1.
I am a visual learner. Images make the greatest impact on me. Sometimes they remain in my subconscious for decades, then float to the surface like black-and-white photographs emerging from a bath of psychic alchemy.
2.
First: the nickel-plated bracelet on my wrist. I’m thirteen years old in 1972 and the United States is nearing the end of its twenty-year war in Vietnam. A boy’s name and military rank are engraved on the bracelet, a soldier MIA. The boy is a stranger. The bracelet is heavy. I won’t know for a while yet the meaning of this weight, this signifier of war.
That same year: my formal Hebrew school education ends. Still, I’ll carry into adulthood a palimpsest as haunting as the melodies of prayers, many of which I can now read only in transliteration, my finger tracing the letters like braille.
3.
It’s 1984, and Sarajevo hosts the Winter Olympics: East German skater Katarina Witt glides, twirls, and leaps across the ice in the Zetra Olympic Hall. A glittering tiara never threatens to topple from her head. She smiles triumphantly, clutching those two gold medals to her heart.
4.
It’s 1992, and a war has begun in the former republics of Yugoslavia. In the streets of Sarajevo, bodies are stacked like cord wood. In an aerial shot, children and old women run from snipers’ bullets. They scatter like frightened rats.
These images meld with those of the Holocaust I’ve seen in Hebrew school: bodies piled in gaping pits. Skeletal figures packed tight in squalid bunks.
5.
In 2002, I begin research on a novel about the war in Bosnia. I won’t settle on its title—Nermina’s Chance—for another thirteen years.
6.
In 1992, Zrinka Bralo is a Bosnian TV journalist in Sarajevo. Along with her colleagues, she is trapped inside the TV1/CNN studios at the outset of the longest siege of a capital city since World War II. Snipers will terrorize Bosniaks (Bosnian Muslims) and Croatian civilians for nearly four years, but in 1993 Bralo escapes in a convoy that winds its way through dark mountain roads, with no headlights to guide the drivers. Their route leads to a UN tunnel beneath the Sarajevo airport. I will later describe in my novel each detail that she shares. Zrinka’s experiences will become Nermina’s. My protagonist will feature Zrinka’s greenish-blue eyes, her angular cheek bones, the anguish of a survivor, and the singular will to move beyond the prison of memory.
7.
It’s 2003. My computer screen freezes as I Skype with a woman in a chunky sweater and jeans, chin-length brown hair, and eyes that hold me with their sincerity and urgency.
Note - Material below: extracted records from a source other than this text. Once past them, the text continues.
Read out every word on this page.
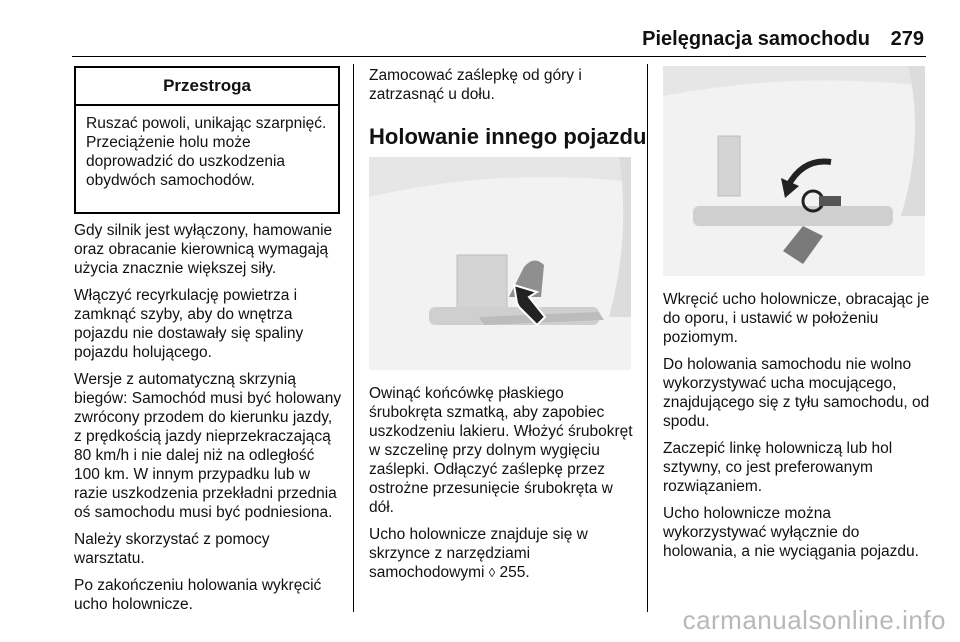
Pielęgnacja samochodu 279
Przestroga
Ruszać powoli, unikając szarpnięć. Przeciążenie holu może doprowadzić do uszkodzenia obydwóch samochodów.

Gdy silnik jest wyłączony, hamowanie oraz obracanie kierownicą wymagają użycia znacznie większej siły.

Włączyć recyrkulację powietrza i zamknąć szyby, aby do wnętrza pojazdu nie dostawały się spaliny pojazdu holującego.

Wersje z automatyczną skrzynią biegów: Samochód musi być holowany zwrócony przodem do kierunku jazdy, z prędkością jazdy nieprzekraczającą 80 km/h i nie dalej niż na odległość 100 km. W innym przypadku lub w razie uszkodzenia przekładni przednia oś samochodu musi być podniesiona.

Należy skorzystać z pomocy warsztatu.

Po zakończeniu holowania wykręcić ucho holownicze.

Zamocować zaślepkę od góry i zatrzasnąć u dołu.

Holowanie innego pojazdu

Owinąć końcówkę płaskiego śrubokręta szmatką, aby zapobiec uszkodzeniu lakieru. Włożyć śrubokręt w szczelinę przy dolnym wygięciu zaślepki. Odłączyć zaślepkę przez ostrożne przesunięcie śrubokręta w dół.

Ucho holownicze znajduje się w skrzynce z narzędziami samochodowymi ◊ 255.

Wkręcić ucho holownicze, obracając je do oporu, i ustawić w położeniu poziomym.

Do holowania samochodu nie wolno wykorzystywać ucha mocującego, znajdującego się z tyłu samochodu, od spodu.

Zaczepić linkę holowniczą lub hol sztywny, co jest preferowanym rozwiązaniem.

Ucho holownicze można wykorzystywać wyłącznie do holowania, a nie wyciągania pojazdu.

carmanualsonline.info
I’m conducting an interview with Zrinka Bralo, now an activist for refugees. From her London flat, she answers my questions.
8.
In 2009, our daughter is studying at Hebrew University for her junior year abroad, and my husband and I make our first trip to Israel. At Yad Vashem, I gaze up to the ceiling where a narrow seam of light guides me beyond my fear.
9.
It’s 2012, the start of my MFA program, and I am fifty-four years old. I’m writing a novel that begins in 1992 Bosnia, when the Bosnian Serb forces of the VRS deploy a campaign of systematic rape and genocide that will ultimately extinguish the lives of 100,000 people — Bosniaks and Croats. The true number of women who are raped will never be known, but estimates range from 10,000 to 60,000.[1] These horrors will haunt countless others — survivors and their descendants — forever.
10.
In 2017, foreign affairs analyst Nadina Ronc is being interviewed by another TV journalist for a segment on TRT World. Composed and articulate in a crisp red blazer, Ronc tells the story of her aunt and uncle — imprisoned and tortured in the Luka concentration camp in Brčko in 1992. Her uncle was killed. Her aunt was raped repeatedly. She recounts these atrocities — two among multitudes — and notes that her aunt’s torturer served only two thirds of his prison sentence.
“My aunt died in Germany. She never told others what happened because she was afraid someone would come and get her. After the rape, she had two strokes and some years later she died.”
11.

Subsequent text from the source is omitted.